Like me, you are probably among those who are still tiptoeing uneasily into that brave new world where the boundaries are only defined by the technical limits of personal computers and their links to the Internet. To hear computer enthusiasts talk, that means it is a world with virtually no boundaries.
NetDay96 was the idea of two such enthusiasts: John Gage, the chief scientist for Sun Microsystems in the Silicon Valley, and Michael Kaufman, the director of information technology at a San Francisco TV station. They organized it as a “high-tech barn-raising.” The goal was to have all 13,000 public, private, and parochial schools in California linked to the Internet by community volunteers. (See Education Week, March 20, 1996.)
A wonderful idea, to be sure. So engaging that it even drew President Clinton to California to help out.
Mr. Clinton and Vice President Al Gore joined volunteers at a Concord, Calif., high school who were wiring the school’s computers to accommodate access to the Internet.
This was supposed to illustrate the president’s recent pledge to invest $2 billion in federal money to have every classroom in the United States connected to the Internet by the year 2000.
Sound gimmicky? Of course. Which may account for the somewhat jaded news-media reporting buildup to the event.
The political press saw Mr. Clinton making yet one more pitch for support in the state with the most electoral votes. But even news stories that focused on NetDay and its laudatory goal seemed to accentuate the negative. The New York Times quoted educators who are dubious that putting an Internet-linked computer in every classroom will make much of a difference. A recent front-page article in The Los Angeles Times noted that many schools in Los Angeles couldn’t find sponsors to pay for the $400 NetDay wiring kits or the volunteers to help install them--a pity, given the magnitude of the challenge facing our schools as they try to prepare kids from poor minority or immigrant families for the high-tech jobs of the 21st century.
This challenge was underscored in an important report issued in February by the Tomas Rivera Center, a Latino public-policy think tank affiliated with the Claremont Colleges and the University of Texas.
Based on U.S. Census data, the report estimated that African-American and Latino youngsters lag four years behind their Anglo counterparts in school. Because of their parents’ low incomes and limited educations, young Latinos are less likely than young Anglos to have access to a computer at home; only one Latino household in eight has a home computer, half the number in non-Hispanic white households. So if there is hope for Latino kids becoming computer literate, the report concludes, it must start in the schools. They are “perhaps the central gateway through which Latinos can become full participants in the information society.”
The report urges high-tech companies to market their products more aggressively, and where possible more inexpensively, to minorities. And it calls for government policies that would ensure the widest possible public access to new information technologies.
Sound recommendations. But if I have come to one conclusion about the information and technology revolution, it is that government policies and corporate decisions will inevitably lag behind the efforts of the thousands of computer enthusiasts who worked that Saturday trying to get all California schools on the Net.

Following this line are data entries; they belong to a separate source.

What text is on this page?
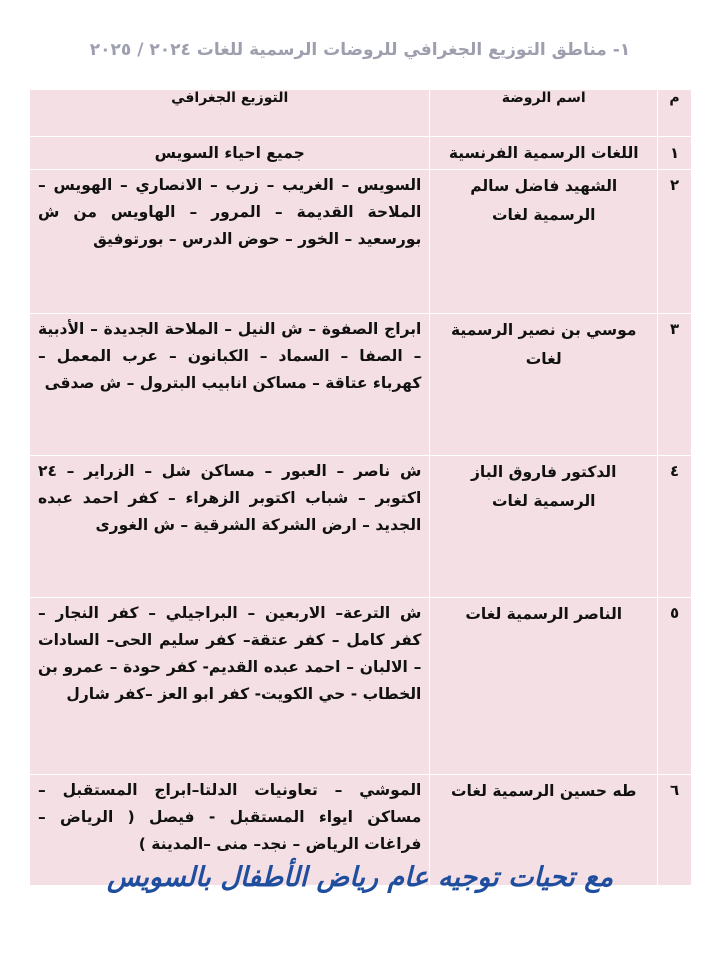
١- مناطق التوزيع الجغرافي للروضات الرسمية للغات ٢٠٢٤ / ٢٠٢٥
م	اسم الروضة	التوزيع الجغرافي
١	اللغات الرسمية الفرنسية	جميع احياء السويس
٢	الشهيد فاضل سالم الرسمية لغات	السويس – الغريب – زرب – الانصاري – الهويس – الملاحة القديمة – المرور – الهاويس من ش بورسعيد – الخور – حوض الدرس – بورتوفيق
٣	موسي بن نصير الرسمية لغات	ابراج الصفوة – ش النيل – الملاحة الجديدة – الأدبية – الصفا – السماد – الكبانون – عرب المعمل – كهرباء عتاقة – مساكن انابيب البترول – ش صدقى
٤	الدكتور فاروق الباز الرسمية لغات	ش ناصر – العبور – مساكن شل – الزراير – ٢٤ اكتوبر – شباب اكتوبر الزهراء – كفر احمد عبده الجديد – ارض الشركة الشرقية – ش الغورى
٥	الناصر الرسمية لغات	ش الترعة– الاربعين – البراجيلي – كفر النجار – كفر كامل – كفر عتقة– كفر سليم الحى– السادات – الالبان – احمد عبده القديم- كفر حودة – عمرو بن الخطاب - حي الكويت- كفر ابو العز –كفر شارل
٦	طه حسين الرسمية لغات	الموشي – تعاونيات الدلتا–ابراج المستقبل – مساكن ايواء المستقبل - فيصل ( الرياض – فراغات الرياض – نجد– منى –المدينة )
مع تحيات توجيه عام رياض الأطفال بالسويس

A perfect example of what can be accomplished by giving a kid just a small glimpse of his own possibilities is the computer whiz closest to me--my 12-year-old nephew Hugo Gutierrez, a 6th grader at Alisal Elementary School, a predominantly Latino school in Salinas, Calif.
Hugo was first exposed to computers at school because, a few years back, the local Latino activists who took control of the Alisal district school board made getting their students on-line a top priority. Hugo did so well on the school machines that his parents decided to make the financial sacrifices it took to buy him a home computer. Now, he not only helps his Uncle Frank through the maze of the Internet, but some of his teachers, too.
If young Hugo can do it, so can the many other Latino kids who are as much a part of California’s future as are the high-tech industries that they will one day work for and run. Who knows? A youngster exposed to computers at school may become the engineer who some day designs the personal computer that even the poorest family can afford to have at home.